L’amour de la nature extirpe ses aficionados du contexte socioculturel, le plaisir des choses dites simples offre un échappatoire facile aux vicissitudes de la vie de troupeau. En considérant “bien” ce qui nous stimule favorablement les neurones, et “mal” ce qui déplaît, sans filtre imposé ni effort, on s’invente un système de valeurs. Encore faut-il pouvoir suivre sa propre sagesse, la société tire sa force de la dictature du nombre et tend à éviter les électrons libres. A vouloir vivre sa définition du bien sans compromis on se retrouve seul; à observer le monde de son bastion intérieur en cherchant le mal et ses causes, on annihile doucement sa capacité d’aimer. Malgré ça, le loup solitaire n’est qu’un composant satellite de la meute, si elle s’éloigne, il la suivra.
L’état de solitude terrifie la majorité qui la considère anormale et pesante, elle est la béatitude du solitaire. Je suis ainsi fait, mes interactions sociales ne sont validées qu’après une période de calme et d’introspection. L’immersion dans la nature, la contemplation d’un paysage de montagne, d’un torrent, des vagues ou d’un feu, rend l’idée au chaos qui la lave puis la retourne à la raison, qui peut à son tour la trouver digne d’intégrer l’âme. Le solitaire vit par et pour les autres, ses pensées par et pour son âme. Je soupçonne de couardise ceux qui, à l’autre extrême, puisent, confortent et intègrent les idées au sein du groupe uniquement. Ils imaginent un univers artificiel logique et contrôlable, se cachant par mille subterfuges ce chaos d’où nous sommes issus, où nous retournons inexorablement.

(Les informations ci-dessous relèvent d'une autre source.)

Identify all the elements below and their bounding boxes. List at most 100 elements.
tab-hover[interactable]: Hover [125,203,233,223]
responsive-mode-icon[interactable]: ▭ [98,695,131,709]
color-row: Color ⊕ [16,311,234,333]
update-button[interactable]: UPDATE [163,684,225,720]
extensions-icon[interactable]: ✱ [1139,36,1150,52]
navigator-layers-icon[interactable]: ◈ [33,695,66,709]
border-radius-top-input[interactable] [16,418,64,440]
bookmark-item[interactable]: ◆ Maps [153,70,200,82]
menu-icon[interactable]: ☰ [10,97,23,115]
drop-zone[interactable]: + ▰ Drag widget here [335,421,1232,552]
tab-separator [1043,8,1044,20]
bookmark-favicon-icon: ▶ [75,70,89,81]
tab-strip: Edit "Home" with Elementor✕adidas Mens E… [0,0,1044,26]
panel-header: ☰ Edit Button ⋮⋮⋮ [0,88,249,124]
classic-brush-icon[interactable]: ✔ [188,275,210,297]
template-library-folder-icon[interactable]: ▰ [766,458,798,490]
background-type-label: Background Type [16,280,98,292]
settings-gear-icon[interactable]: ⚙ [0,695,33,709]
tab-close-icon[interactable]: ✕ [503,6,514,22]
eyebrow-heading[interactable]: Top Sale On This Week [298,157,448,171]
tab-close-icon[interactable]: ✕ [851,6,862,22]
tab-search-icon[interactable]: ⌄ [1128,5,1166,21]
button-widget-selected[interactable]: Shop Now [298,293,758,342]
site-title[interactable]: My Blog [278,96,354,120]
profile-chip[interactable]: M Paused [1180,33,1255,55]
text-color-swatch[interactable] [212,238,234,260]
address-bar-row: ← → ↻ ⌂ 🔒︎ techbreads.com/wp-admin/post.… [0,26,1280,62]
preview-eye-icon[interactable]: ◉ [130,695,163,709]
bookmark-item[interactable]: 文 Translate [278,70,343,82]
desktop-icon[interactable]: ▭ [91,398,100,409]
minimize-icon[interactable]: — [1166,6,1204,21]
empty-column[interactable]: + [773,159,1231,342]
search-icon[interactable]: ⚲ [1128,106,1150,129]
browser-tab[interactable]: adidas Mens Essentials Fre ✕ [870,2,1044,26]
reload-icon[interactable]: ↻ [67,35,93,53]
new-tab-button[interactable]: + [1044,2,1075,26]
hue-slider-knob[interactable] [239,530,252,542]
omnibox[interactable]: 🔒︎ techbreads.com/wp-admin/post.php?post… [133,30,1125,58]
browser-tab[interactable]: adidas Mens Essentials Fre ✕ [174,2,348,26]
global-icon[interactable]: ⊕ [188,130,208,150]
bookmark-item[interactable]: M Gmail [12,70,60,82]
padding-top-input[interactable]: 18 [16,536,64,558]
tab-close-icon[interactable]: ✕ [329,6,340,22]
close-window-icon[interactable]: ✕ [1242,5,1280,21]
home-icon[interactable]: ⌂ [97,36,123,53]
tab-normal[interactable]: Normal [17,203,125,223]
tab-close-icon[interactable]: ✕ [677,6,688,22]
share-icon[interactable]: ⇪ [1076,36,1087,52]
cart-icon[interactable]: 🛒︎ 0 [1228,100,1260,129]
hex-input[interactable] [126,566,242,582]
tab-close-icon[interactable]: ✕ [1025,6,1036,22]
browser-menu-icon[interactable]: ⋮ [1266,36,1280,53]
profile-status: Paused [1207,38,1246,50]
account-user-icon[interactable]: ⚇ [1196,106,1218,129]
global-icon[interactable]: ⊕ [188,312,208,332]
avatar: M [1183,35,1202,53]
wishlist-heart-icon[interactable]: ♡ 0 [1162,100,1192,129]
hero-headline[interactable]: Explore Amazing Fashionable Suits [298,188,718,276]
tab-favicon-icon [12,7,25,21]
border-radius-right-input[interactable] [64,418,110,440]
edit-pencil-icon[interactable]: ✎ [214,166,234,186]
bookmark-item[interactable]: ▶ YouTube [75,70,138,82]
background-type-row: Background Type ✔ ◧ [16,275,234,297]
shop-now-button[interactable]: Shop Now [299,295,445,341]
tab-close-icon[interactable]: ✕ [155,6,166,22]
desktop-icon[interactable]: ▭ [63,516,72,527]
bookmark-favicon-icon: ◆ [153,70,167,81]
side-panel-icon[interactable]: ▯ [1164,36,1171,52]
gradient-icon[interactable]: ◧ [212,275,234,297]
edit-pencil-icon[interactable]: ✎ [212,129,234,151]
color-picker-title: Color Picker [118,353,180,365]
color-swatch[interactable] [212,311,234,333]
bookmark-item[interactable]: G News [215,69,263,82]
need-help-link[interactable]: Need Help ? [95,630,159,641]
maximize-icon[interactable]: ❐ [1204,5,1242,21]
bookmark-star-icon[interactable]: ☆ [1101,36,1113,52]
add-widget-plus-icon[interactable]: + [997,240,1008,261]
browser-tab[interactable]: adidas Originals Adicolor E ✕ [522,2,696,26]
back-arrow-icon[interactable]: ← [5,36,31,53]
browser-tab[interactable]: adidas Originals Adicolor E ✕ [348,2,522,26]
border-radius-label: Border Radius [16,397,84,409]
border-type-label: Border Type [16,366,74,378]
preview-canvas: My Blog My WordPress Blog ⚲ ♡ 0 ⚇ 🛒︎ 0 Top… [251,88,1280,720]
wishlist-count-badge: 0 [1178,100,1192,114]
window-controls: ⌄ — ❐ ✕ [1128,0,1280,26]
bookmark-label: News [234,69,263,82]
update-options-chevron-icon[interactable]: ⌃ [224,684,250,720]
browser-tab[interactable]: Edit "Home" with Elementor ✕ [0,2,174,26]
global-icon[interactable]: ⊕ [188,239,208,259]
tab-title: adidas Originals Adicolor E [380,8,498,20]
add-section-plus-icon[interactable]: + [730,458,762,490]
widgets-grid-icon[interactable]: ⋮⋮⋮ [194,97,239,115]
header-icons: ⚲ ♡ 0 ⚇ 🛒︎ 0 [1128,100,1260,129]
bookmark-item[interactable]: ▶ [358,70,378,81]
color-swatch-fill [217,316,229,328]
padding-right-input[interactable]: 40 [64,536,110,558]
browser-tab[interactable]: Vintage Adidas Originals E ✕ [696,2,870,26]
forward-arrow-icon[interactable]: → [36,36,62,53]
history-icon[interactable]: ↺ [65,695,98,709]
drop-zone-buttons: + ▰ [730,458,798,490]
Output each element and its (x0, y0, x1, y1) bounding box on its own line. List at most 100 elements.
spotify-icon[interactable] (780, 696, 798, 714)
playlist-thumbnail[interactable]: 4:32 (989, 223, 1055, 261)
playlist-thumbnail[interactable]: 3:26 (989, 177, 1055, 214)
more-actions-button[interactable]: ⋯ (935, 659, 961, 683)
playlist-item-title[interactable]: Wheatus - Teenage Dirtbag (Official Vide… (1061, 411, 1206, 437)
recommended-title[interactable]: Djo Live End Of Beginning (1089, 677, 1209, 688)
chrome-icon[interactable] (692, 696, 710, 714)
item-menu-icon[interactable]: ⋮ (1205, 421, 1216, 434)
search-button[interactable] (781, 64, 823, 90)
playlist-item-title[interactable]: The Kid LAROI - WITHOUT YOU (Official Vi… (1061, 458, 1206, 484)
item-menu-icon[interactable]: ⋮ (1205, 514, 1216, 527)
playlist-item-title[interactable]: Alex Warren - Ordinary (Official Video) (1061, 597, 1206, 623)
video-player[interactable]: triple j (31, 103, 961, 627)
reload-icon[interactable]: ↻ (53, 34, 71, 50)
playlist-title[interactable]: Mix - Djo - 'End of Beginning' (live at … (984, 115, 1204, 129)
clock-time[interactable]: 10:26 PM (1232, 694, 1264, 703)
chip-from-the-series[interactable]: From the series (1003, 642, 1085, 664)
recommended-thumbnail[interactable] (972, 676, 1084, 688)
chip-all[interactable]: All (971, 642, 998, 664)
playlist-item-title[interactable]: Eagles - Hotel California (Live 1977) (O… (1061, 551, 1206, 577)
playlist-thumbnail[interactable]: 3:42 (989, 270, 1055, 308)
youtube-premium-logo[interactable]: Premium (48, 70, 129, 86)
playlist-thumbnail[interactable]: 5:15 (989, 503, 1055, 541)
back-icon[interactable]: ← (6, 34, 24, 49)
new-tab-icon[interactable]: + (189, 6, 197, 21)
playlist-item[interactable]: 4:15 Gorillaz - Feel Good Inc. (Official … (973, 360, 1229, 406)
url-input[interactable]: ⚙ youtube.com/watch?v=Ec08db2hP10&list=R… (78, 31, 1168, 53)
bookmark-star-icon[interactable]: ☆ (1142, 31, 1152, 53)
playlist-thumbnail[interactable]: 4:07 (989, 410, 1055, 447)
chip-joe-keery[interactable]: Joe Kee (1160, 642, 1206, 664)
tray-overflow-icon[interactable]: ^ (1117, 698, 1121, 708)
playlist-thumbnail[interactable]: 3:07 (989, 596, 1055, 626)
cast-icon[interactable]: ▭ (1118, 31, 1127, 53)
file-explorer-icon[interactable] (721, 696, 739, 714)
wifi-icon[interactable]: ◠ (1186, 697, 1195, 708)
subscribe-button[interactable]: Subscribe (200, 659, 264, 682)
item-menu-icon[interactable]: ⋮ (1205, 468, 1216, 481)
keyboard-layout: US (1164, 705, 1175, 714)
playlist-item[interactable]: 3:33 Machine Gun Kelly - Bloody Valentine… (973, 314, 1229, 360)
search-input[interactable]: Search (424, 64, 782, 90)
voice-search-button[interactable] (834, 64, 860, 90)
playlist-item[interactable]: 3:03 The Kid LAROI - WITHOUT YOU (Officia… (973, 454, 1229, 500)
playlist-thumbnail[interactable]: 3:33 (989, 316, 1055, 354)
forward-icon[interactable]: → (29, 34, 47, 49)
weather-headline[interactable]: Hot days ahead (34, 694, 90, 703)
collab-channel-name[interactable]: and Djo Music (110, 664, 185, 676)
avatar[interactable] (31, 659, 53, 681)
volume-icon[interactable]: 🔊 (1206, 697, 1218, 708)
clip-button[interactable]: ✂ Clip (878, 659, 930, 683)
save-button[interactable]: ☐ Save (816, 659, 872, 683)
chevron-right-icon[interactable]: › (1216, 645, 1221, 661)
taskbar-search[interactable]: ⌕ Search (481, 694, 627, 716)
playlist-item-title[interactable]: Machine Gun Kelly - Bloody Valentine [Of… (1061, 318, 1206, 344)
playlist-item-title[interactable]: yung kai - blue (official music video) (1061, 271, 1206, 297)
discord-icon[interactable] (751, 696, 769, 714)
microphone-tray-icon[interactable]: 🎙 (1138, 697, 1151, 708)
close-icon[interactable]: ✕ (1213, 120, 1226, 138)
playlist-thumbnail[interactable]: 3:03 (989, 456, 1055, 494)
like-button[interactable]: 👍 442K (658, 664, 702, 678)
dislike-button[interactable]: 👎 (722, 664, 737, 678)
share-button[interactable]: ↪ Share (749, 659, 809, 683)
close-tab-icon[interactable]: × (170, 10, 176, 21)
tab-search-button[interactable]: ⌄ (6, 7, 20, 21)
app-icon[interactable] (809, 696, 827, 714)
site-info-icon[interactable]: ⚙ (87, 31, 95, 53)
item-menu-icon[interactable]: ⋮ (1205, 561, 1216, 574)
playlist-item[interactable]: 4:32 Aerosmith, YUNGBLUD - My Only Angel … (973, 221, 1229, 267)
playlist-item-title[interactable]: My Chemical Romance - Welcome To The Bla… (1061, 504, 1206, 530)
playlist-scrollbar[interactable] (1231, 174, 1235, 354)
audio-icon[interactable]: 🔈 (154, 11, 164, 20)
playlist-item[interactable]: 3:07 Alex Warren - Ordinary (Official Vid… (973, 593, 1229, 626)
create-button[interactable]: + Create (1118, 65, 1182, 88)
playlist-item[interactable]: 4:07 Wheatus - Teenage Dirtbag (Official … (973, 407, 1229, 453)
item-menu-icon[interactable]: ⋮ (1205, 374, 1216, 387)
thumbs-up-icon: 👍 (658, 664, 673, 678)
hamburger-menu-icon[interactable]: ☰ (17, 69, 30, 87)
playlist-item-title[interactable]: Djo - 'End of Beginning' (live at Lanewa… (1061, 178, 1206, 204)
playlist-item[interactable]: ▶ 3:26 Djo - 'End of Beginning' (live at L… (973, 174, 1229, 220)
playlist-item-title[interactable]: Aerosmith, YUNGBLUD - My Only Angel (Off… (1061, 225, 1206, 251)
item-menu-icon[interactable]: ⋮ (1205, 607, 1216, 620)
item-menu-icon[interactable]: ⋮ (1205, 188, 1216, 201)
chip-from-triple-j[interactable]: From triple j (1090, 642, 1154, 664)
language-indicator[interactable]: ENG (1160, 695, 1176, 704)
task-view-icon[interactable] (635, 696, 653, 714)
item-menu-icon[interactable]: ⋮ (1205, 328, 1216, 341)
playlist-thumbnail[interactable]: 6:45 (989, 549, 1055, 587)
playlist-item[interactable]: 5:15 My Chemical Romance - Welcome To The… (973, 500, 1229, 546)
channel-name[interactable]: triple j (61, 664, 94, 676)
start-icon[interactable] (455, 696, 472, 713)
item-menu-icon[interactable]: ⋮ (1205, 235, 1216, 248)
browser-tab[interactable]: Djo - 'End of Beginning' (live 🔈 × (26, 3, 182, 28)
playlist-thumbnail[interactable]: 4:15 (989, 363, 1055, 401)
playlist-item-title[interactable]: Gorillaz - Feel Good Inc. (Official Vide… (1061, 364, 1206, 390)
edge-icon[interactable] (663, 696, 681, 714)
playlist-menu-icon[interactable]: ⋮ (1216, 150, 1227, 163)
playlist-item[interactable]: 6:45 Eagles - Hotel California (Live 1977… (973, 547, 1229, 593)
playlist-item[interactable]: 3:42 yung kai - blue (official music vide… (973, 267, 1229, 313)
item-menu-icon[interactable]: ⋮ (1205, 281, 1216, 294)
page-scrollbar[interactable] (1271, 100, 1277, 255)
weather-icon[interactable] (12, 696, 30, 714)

Ravis que vous me lisiez toujours à ce stade du discours. Internet permet au solitaire-près-du-feu-dans-sa-cabane d’interagir à l’envie, puis de soumettre immédiatement la pensée au chaos. J’utilise beaucoup l’outil, c’est souvent fort d’une idée validée que je retourne dans la meute. Puis rentre penaud, incapable de restructurer un schéma mental inadapté. Rattrapé par la réalité, j’ai cessé d’émettre en janvier, histoire d’éviter de compliquer une situation qui me dépassait aux niveaux professionnels et affectifs. Un jour de perplexité, je regardais la posture des âne qui paissent l’été durant à la Tzoucdana, ils semblaient tirer à hue et à dia selon l’expression consacrée. Comme le monde, comme ma décision de continuer ou pas de rendre publics mots et images de ma vie.
“Je t’aime! Moi non plus!” ou “Je vais par là, mais pas sans toi!” |
J’ai tranché début septembre en publiant mes articles de blog de l’hiver passé. J’ai du plaisir à observer l’évolution de la neige comme à transcrire les mesures et mes modestes analyses. C’est partie de mon travail hivernal d’observer, mesurer et constater; le partage est pur altruisme et n’engage à rien. Il crée une relation particulière avec les habitués du vallon qui lisent le blog, et évitent les questions répétitives comme l’éternel: “Combien de neige tombée cette saison?”